The SCSp seldom faces the targeted investments directly. Instead, the SCSp typically invests via another entity (Aggregator) through which US and/or Cayman investor-facing vehicles that are part of the same fund complex also invest. Between the SCSp and the Aggregator, USFM often structure so-called blocker or splitter entities to accommodate the tax needs of certain pools of investors and carried interest holders.
If the SCSp exposes at least 85% of its assets in another AIF, the SCSp qualifies as a ‘feeder AIF’ (Feeder AIF) and the other AIF qualifies as a ‘master AIF’ (Master AIF). Assets exposed in AIFs with identical investment strategies must be aggregated to assess the 85% rule. The 85% rule is applied on a look-through basis.

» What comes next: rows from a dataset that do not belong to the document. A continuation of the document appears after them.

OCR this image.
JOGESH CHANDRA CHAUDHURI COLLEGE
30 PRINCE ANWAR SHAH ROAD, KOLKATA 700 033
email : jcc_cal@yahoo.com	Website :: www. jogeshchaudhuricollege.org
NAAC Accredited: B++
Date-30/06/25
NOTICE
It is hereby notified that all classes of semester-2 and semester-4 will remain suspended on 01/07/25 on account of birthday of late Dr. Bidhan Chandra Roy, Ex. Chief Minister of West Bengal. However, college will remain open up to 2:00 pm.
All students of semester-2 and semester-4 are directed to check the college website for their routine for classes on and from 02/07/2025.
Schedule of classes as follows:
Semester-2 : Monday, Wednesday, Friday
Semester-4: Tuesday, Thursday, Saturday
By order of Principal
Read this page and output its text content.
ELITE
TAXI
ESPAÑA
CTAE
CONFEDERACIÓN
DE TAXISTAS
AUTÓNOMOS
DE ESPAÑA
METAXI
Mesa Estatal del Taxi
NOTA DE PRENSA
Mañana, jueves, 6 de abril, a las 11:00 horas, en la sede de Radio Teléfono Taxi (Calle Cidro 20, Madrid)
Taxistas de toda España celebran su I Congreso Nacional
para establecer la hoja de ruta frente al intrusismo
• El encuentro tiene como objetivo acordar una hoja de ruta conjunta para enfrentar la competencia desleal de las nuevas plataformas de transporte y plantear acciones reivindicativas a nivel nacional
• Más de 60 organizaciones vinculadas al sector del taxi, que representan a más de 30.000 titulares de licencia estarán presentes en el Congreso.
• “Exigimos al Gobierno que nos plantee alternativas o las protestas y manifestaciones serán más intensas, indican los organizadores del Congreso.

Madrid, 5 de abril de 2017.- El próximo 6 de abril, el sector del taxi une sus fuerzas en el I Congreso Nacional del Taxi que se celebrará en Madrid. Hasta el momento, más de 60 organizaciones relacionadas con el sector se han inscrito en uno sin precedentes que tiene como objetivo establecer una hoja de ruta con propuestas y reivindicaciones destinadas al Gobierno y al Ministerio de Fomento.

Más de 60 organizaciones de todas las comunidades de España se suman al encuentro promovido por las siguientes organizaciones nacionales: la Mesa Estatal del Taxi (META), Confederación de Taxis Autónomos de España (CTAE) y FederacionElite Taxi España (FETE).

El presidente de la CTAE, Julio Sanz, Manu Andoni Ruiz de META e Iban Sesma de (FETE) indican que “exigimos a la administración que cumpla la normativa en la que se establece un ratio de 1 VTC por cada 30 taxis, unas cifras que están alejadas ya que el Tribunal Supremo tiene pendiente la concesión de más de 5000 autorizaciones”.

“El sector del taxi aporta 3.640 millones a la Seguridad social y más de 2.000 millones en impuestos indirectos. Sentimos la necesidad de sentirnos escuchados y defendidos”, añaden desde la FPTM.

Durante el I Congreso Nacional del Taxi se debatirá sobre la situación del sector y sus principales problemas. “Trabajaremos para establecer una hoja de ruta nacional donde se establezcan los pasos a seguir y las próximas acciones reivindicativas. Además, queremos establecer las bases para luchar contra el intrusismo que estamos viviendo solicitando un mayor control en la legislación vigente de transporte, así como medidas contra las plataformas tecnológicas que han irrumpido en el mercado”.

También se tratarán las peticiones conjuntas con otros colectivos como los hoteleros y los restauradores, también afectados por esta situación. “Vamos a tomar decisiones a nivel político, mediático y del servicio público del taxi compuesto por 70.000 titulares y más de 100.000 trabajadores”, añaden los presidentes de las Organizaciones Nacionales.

The benefit of the passport is lost if the SCSp is a Feeder AIF to a non-EEA Master AIF. The rationale is that a marketing passport should only benefit EEA Feeder AIFs if the investment strategy is predominantly conducted through AIFs that are themselves entitled to the passport. Hence, a European Feeder AIF to a Delaware or Cayman Master AIF would not benefit from the marketing passport. On the other hand, non-EEA AIFs that invest in parallel with the SCSp are not problematic for the 85% rule.
When the fund structure is on the drawing board, it is thus key to verify whether any non-EEA vehicle to which the SCSp exposes 85% or more of its assets qualifies, from an EU perspective, as an AIF. The latter is in principle only the case if the non-EEA vehicle conducts its own investment policy and aims to directly or indirectly onboard external capital. It can generally be held that non-EEA structuring vehicles below an SCSp such as aggregators, blockers and splitters do not qualify as AIFs and are thus not problematic.
The 85% rule does technically not provide a ramp-up. However, an SCSp that conducts e.g. a secondary fund strategy and makes its first investment in a non-EEA AIF should not immediately lose its passporting rights. As long as its genuine intention is to dilute below 85% by the end of the investment period, passporting rights should remain valid.
When USFM tap into the pool of EEA capital with a passported SCSp, they should have the master-feeder rules top of mind.